Presumably the Student Union would like to have as broad and popular a student base as possible --such at least, was the original intent of the founders. To spread that base the organization must preserve a measure of dispassionate presentation of highly controversial subjects. A successful example of this type of discussion was the recent analysis of the seaman's strike by a labor organizer and a shipowner under Union auspices. It was, in a word, a public forum for free discussion.
By and large Harvard men resent being propagandized more than anything else; they demand a two-sided presentation of thorny questions and willingness on the part of purveyors of information to let them make up their own minds. An application of this theory to tonight's affair should have been made. It would not have been difficult to add to the list of speakers a rebel sympathizer who would dwell upon the Fascist solution of the Spanish struggle. It might even have been possible to advance one more step and invite a detached observer whose particular interest centered upon the international complications arising out of the civil war. A program incorporating these three features would leave little to be desired.

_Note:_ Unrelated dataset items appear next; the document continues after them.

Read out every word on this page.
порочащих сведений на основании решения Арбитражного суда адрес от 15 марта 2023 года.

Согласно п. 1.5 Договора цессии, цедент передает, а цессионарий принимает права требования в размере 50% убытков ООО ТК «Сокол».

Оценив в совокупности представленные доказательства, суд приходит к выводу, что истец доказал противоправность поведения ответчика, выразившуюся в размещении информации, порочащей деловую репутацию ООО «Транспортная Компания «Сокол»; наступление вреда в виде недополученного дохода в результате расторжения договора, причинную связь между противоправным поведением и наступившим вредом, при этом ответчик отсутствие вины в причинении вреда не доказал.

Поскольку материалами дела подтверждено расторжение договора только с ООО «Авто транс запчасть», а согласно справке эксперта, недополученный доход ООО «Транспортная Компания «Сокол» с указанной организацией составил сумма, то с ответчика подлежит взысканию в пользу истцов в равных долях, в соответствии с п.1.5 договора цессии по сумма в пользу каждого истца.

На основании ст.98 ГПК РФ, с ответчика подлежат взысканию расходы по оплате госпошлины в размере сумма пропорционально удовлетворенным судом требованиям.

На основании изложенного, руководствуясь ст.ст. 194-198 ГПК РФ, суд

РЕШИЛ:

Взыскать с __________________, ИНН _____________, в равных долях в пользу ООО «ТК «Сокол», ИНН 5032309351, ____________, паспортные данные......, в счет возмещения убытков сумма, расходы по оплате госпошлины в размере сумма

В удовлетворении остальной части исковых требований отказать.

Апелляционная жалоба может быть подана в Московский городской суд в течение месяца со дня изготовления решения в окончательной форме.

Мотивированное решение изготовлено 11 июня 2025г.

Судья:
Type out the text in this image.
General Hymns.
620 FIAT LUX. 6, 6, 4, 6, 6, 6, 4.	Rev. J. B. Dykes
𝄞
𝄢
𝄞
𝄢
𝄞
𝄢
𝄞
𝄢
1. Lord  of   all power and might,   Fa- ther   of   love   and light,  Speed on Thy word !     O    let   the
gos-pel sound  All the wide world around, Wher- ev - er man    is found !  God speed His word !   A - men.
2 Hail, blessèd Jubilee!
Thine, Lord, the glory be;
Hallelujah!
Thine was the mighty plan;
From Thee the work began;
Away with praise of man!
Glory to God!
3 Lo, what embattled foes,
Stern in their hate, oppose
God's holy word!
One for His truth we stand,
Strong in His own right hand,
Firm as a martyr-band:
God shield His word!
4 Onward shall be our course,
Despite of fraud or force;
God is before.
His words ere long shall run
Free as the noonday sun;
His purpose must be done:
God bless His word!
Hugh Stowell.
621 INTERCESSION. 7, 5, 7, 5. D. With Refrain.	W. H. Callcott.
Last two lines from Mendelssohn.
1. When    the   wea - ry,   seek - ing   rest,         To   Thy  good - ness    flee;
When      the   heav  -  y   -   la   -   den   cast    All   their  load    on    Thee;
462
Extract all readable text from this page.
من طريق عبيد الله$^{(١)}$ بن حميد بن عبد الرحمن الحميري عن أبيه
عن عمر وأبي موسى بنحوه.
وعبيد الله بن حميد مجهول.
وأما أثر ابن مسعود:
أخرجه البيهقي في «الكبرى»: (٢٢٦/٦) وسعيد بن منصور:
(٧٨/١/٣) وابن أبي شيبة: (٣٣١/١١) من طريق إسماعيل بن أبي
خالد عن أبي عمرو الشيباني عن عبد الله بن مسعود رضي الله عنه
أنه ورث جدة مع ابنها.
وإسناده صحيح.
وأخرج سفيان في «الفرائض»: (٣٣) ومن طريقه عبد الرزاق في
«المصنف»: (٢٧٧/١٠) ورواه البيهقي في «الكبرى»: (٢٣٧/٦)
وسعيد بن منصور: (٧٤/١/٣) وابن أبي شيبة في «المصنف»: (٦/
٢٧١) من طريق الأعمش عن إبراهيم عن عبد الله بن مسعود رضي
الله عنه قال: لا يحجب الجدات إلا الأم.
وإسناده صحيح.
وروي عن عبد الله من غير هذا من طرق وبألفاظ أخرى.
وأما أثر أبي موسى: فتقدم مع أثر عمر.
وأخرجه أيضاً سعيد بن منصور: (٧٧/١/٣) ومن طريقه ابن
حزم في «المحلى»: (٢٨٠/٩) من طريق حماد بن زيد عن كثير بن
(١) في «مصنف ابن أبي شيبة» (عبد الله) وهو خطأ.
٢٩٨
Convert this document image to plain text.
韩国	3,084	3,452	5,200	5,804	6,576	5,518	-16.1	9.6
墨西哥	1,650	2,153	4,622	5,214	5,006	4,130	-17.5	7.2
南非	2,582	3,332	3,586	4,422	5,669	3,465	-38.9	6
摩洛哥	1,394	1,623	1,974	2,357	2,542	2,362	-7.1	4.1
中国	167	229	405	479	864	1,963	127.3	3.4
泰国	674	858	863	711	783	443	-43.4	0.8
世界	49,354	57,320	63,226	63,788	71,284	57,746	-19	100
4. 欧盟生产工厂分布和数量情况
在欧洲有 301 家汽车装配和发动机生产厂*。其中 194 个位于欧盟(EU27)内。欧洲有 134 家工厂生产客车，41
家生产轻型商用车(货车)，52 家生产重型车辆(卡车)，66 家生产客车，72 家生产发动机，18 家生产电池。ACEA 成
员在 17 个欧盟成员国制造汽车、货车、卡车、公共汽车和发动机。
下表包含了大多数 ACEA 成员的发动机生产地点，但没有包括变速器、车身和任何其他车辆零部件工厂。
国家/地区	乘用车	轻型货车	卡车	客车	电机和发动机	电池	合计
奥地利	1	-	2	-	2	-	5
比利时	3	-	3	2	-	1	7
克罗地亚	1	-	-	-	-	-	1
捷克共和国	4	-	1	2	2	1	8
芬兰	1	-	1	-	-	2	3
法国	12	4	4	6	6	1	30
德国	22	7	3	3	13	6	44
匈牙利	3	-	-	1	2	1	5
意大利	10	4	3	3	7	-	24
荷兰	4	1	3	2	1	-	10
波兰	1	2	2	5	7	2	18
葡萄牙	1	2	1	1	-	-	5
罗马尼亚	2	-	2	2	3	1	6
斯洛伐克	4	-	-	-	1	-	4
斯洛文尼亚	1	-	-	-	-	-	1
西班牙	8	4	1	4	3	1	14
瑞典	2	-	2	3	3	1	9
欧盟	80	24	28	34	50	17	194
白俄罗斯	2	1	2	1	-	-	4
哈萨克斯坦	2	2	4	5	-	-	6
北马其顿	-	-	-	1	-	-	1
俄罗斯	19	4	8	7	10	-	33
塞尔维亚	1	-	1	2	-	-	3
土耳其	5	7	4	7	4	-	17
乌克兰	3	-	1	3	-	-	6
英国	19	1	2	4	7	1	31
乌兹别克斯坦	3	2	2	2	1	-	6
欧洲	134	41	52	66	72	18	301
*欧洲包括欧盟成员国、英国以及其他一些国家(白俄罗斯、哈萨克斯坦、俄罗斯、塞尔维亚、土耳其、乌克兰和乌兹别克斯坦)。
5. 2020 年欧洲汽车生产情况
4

It would be the consensus of Americans that the present war represents a conflict between two totalitarian philosophies, either of which sits ill on democrat's stomach. Yet the names of the speakers makes certain that tonight's discussion will be more of a loyalist rally than a forum of debate. Further, the sponsors believe that the charged oratory will facilitate mulcting the audience of its coppers to improve the efficiency of loyalist machine-gunners. The Student Union has thus committed itself and its hearers to a certain set of preconceived ideas, to a "cause" which, however, emotionally satisfying, is hardly enlightening. Unless the Union recaptures its spirit of impartiality it will stray from the road of greatest usefulness and popularity and inevitably lose itself in the narrow, trackless paths of partisanship.